Once CO2 is fixed into 3-phosphoglycerate in the bundle-sheath cells, all the other reactions of the C3 or Calvin cycle take place exactly as described earlier (Figs. 19-20, 19-22, 19-23). Thus in C4 plants the mesophyll cells carry out CO2 fixation by the C4 pathway, but starch and sucrose biosynthesis occur by the C3 pathway in the bundle-sheath cells.

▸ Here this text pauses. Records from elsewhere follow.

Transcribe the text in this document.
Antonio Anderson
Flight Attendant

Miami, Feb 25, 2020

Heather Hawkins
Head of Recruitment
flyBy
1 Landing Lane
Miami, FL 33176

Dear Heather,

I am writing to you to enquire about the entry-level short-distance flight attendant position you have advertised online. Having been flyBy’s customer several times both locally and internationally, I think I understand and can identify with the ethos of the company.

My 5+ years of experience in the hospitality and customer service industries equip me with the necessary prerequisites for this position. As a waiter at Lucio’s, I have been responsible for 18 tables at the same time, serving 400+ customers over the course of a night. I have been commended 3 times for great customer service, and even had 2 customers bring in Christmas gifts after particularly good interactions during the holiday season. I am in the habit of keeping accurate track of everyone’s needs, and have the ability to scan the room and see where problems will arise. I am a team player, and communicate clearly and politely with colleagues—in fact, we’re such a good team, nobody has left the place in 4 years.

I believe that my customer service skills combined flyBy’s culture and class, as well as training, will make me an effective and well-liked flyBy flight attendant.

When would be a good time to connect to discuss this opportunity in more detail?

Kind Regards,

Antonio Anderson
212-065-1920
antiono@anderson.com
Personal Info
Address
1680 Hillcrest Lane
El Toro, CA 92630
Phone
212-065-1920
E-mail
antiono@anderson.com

The pathway of CO2 fixation in C4 plants has a greater energy cost than in C3 plants. For each molecule of CO2 fixed in the C4 pathway, a molecule of PEP must be regenerated at the expense of two highenergy phosphate groups of ATP. Thus C4 plants need a total of five ATPs to fix one molecule of CO2, whereas C3 plants need only three. As the temperature increases (and the affinity of rubisco for CO2 decreases, as noted above), a point is reached at about 28° to 30°? where the gain in efficiency from the elimination of photorespiration in C4 plants more than compensates for this energetic cost. C4 plants (crabgrass, for example) outgrow most C3 plants during the summer, as any experienced gardener can attest!